Una vez logrado este objetivo, el siguiente es la mejora estética del entorno urbano haciendo peatonales estas zonas. Con esta mejora de los espacios públicos de convivencia, mediante la reducción del tráfico, se consigue la extensión de las zonas disponibles. Con ello se persigue que éstas resulten más atrayentes no sólo para residentes, turistas y paseantes, sino también para aquellas personas que, por diversas circunstancias, se ven abocadas a situaciones que les llevan a vivir en la calle o a pasar en ella la mayor parte de su tiempo como medio de supervivencia.
La mayor seguridad –objetiva y subjetiva–, la presencia de turistas y vecinos con altos niveles adquisitivos y la posibilidad de disponer de lugares más amplios y menos ruidosos que les posibiliten mayor tranquilidad y visibilidad, a la vez que mayor anonimato, hacen que en estos distritos aumente exponencialmente el número de personas en situación de exclusión extrema.
La visibilidad de estas bolsas de marginalidad es, en ocasiones, radicalmente incompatible con la imagen de modernidad y “limpieza” que se pretende proyectar desde las corporaciones locales. Es, por tanto, fundamental evitar la presencia de estas personas en determinados lugares, si bien, y dado el carácter democrático y socialmente avanzado de nuestros sistemas políticos, no se pueden tomar medidas que violenten la voluntad de permanecer en estas áreas de las personas que viven en la calle.
Por ello, el camino escogido para dificultar el asentamiento permanente de ciudadanos “poco acordes” a la estética elegida debe ser más sutil y, por supuesto, menos escandaloso. Se trata de conseguir que las personas que hacen de la calle su hogar no se sientan cómodas en estos espacios, que les sean físicamente poco accesibles, difícilmente habitables.

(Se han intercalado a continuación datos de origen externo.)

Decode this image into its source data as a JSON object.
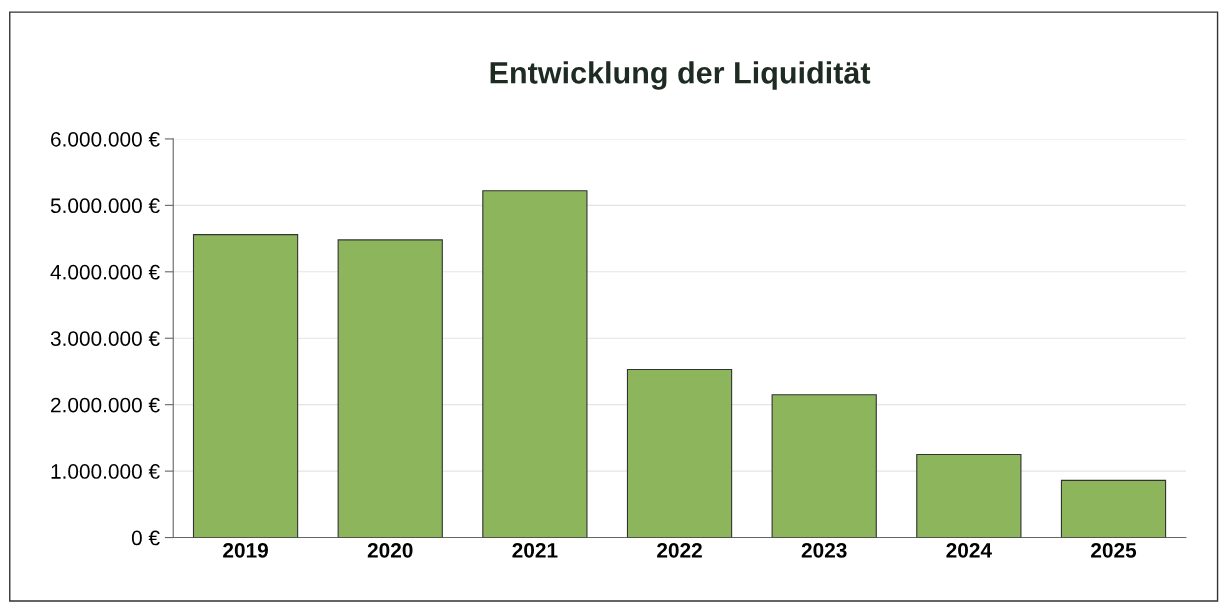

En esta tarea desempeñan un papel fundamental tanto el trazo de los espacios reformados, como el diseño de los distintos componentes del mobiliario urbano con que se equipen o la ausencia de algunos elementos tradicionales.

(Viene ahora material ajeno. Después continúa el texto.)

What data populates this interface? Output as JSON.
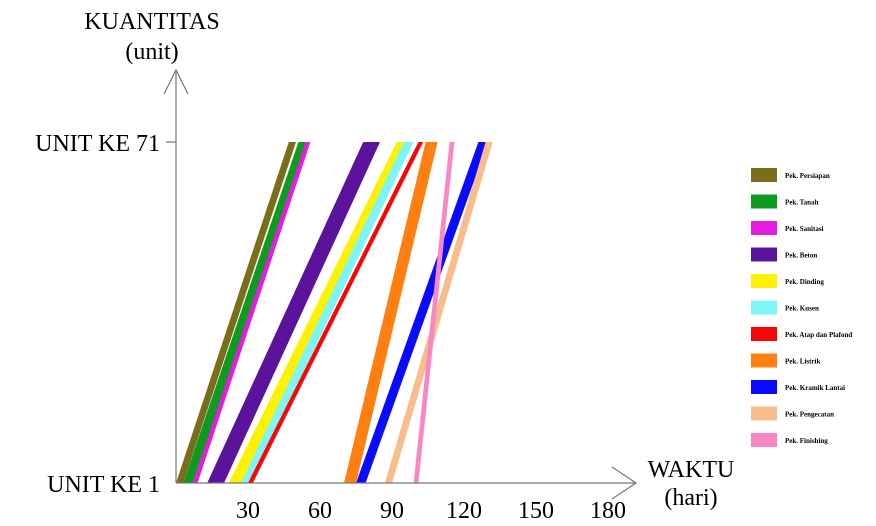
{
  "chart_data": {
    "type": "line",
    "y_axis": {
      "title_line1": "KUANTITAS",
      "title_line2": "(unit)",
      "tick_labels": [
        "UNIT KE 1",
        "UNIT KE 71"
      ],
      "range": [
        1,
        71
      ]
    },
    "x_axis": {
      "title_line1": "WAKTU",
      "title_line2": "(hari)",
      "ticks": [
        30,
        60,
        90,
        120,
        150,
        180
      ],
      "tick_labels": [
        "30",
        "60",
        "90",
        "120",
        "150",
        "180"
      ],
      "range": [
        0,
        185
      ]
    },
    "grid": false,
    "legend_position": "right",
    "series": [
      {
        "name": "Pek. Persiapan",
        "color": "#7a6e1a",
        "start": [
          0,
          1
        ],
        "end": [
          47,
          71
        ],
        "band_days": 3
      },
      {
        "name": "Pek. Tanah",
        "color": "#0e9a1f",
        "start": [
          3,
          1
        ],
        "end": [
          51,
          71
        ],
        "band_days": 4
      },
      {
        "name": "Pek. Sanitasi",
        "color": "#e21ce0",
        "start": [
          7,
          1
        ],
        "end": [
          54,
          71
        ],
        "band_days": 2
      },
      {
        "name": "Pek. Beton",
        "color": "#5b139c",
        "start": [
          13,
          1
        ],
        "end": [
          78,
          71
        ],
        "band_days": 7
      },
      {
        "name": "Pek. Dinding",
        "color": "#fff200",
        "start": [
          22,
          1
        ],
        "end": [
          92,
          71
        ],
        "band_days": 6
      },
      {
        "name": "Pek. Kusen",
        "color": "#7ff5f7",
        "start": [
          27,
          1
        ],
        "end": [
          95,
          71
        ],
        "band_days": 4
      },
      {
        "name": "Pek. Atap dan Plafond",
        "color": "#fa0505",
        "start": [
          30,
          1
        ],
        "end": [
          101,
          71
        ],
        "band_days": 2
      },
      {
        "name": "Pek. Listrik",
        "color": "#ff8011",
        "start": [
          70,
          1
        ],
        "end": [
          104,
          71
        ],
        "band_days": 5
      },
      {
        "name": "Pek. Kramik Lantai",
        "color": "#0a0aff",
        "start": [
          75,
          1
        ],
        "end": [
          126,
          71
        ],
        "band_days": 4
      },
      {
        "name": "Pek. Pengecatan",
        "color": "#f9bd8c",
        "start": [
          87,
          1
        ],
        "end": [
          129,
          71
        ],
        "band_days": 3
      },
      {
        "name": "Pek. Finishing",
        "color": "#f788c4",
        "start": [
          99,
          1
        ],
        "end": [
          114,
          71
        ],
        "band_days": 2
      }
    ]
  }
}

Bajo la apariencia de una modernidad neutra, se esconden dibujos pensados para impedir que la gente que habita en la calle pueda ocupar los que han sido sus tradicionales lugares de descanso. Así, se imponen los asientos individuales que imitan sillas de jardín o bancos corridos con múltiples brazos a lo largo de toda su extensión; de tal forma que se hace imposible que una persona de mediana estatura pueda tumbarse o siquiera recostarse a reposar, incluso de noche, cuando los bancos no son usados por nadie. Eso en el mejor de los casos. En otros se prescinde de los bancos, en busca de espacios diáfanos, en los que la prioridad teórica es el paso franco y donde se acaban imponiendo las terrazas de los locales hosteleros, que se convierten pronto en las únicas protecciones frente a las inclemencias y origen de los escasos asientos posibles de las nuevas plazas.
Las marquesinas y paradas de transporte dejan de ser lugares donde guarecerse, sustituidas por leves distintivos, con estructuras tubulares como improbables butacas. Por último, los aseos y fuentes públicas donde obtener agua y alivio desaparecen del paisaje, junto a los ya inútiles pasos subterráneos.

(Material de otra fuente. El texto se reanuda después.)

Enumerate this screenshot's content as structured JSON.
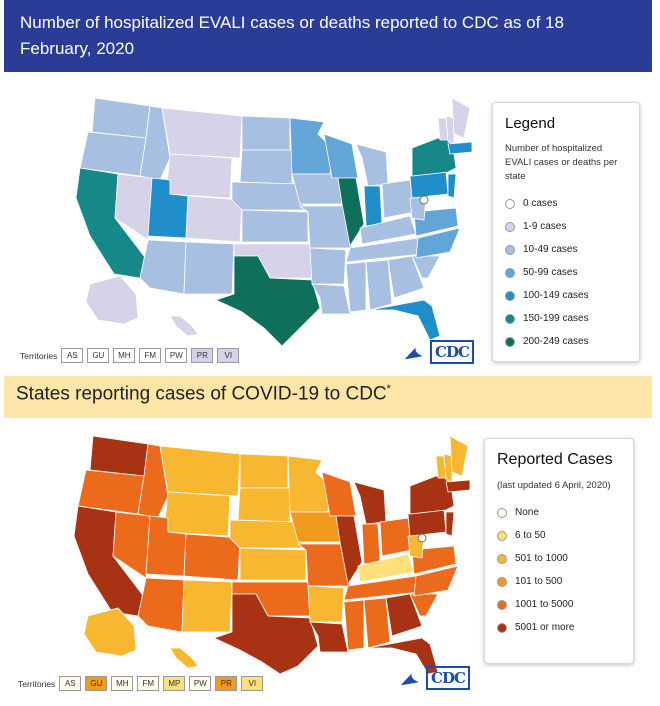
{
  "top": {
    "title": "Number of hospitalized EVALI cases or deaths reported to CDC as of 18 February, 2020",
    "legend": {
      "title": "Legend",
      "description": "Number of hospitalized EVALI cases or deaths per state",
      "items": [
        {
          "label": "0 cases",
          "color": "#ffffff"
        },
        {
          "label": "1-9 cases",
          "color": "#d6d2e8"
        },
        {
          "label": "10-49 cases",
          "color": "#a7bfe0"
        },
        {
          "label": "50-99 cases",
          "color": "#62a6d8"
        },
        {
          "label": "100-149 cases",
          "color": "#1f8ec9"
        },
        {
          "label": "150-199 cases",
          "color": "#17888a"
        },
        {
          "label": "200-249 cases",
          "color": "#0e6f5a"
        }
      ]
    },
    "territories": {
      "label": "Territories",
      "chips": [
        {
          "code": "AS",
          "color": "#ffffff"
        },
        {
          "code": "GU",
          "color": "#ffffff"
        },
        {
          "code": "MH",
          "color": "#ffffff"
        },
        {
          "code": "FM",
          "color": "#ffffff"
        },
        {
          "code": "PW",
          "color": "#ffffff"
        },
        {
          "code": "PR",
          "color": "#d6d2e8"
        },
        {
          "code": "VI",
          "color": "#d6d2e8"
        }
      ]
    },
    "logo": "CDC"
  },
  "bottom": {
    "title": "States reporting cases of COVID-19 to CDC",
    "title_mark": "*",
    "legend": {
      "title": "Reported Cases",
      "description": "(last updated 6 April, 2020)",
      "items": [
        {
          "label": "None",
          "color": "#fffbea"
        },
        {
          "label": "6 to 50",
          "color": "#fde07a"
        },
        {
          "label": "501 to 1000",
          "color": "#f7b731"
        },
        {
          "label": "101 to 500",
          "color": "#f29a1e"
        },
        {
          "label": "1001 to 5000",
          "color": "#ec6a1c"
        },
        {
          "label": "5001 or more",
          "color": "#a83214"
        }
      ]
    },
    "territories": {
      "label": "Territories",
      "chips": [
        {
          "code": "AS",
          "color": "#fffbea"
        },
        {
          "code": "GU",
          "color": "#f29a1e"
        },
        {
          "code": "MH",
          "color": "#fffbea"
        },
        {
          "code": "FM",
          "color": "#fffbea"
        },
        {
          "code": "MP",
          "color": "#fde07a"
        },
        {
          "code": "PW",
          "color": "#fffbea"
        },
        {
          "code": "PR",
          "color": "#f29a1e"
        },
        {
          "code": "VI",
          "color": "#fde07a"
        }
      ]
    },
    "logo": "CDC"
  }
}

Se construyen, de esta manera, nuevos modelos de ciudad, casi decorados, acogedores y atractivos para la mayoría. Pero excluyentes para aquellas personas cuyas necesidades básicas superan su poder adquisitivo, que se ven relegadas y alejadas de los lugares donde históricamente han residido y sobrevivido. Estas personas se ven obligadas a desplazarse a las periferias precarizadas, condenadas nuevamente a la invisibilidad y al abandono institucional.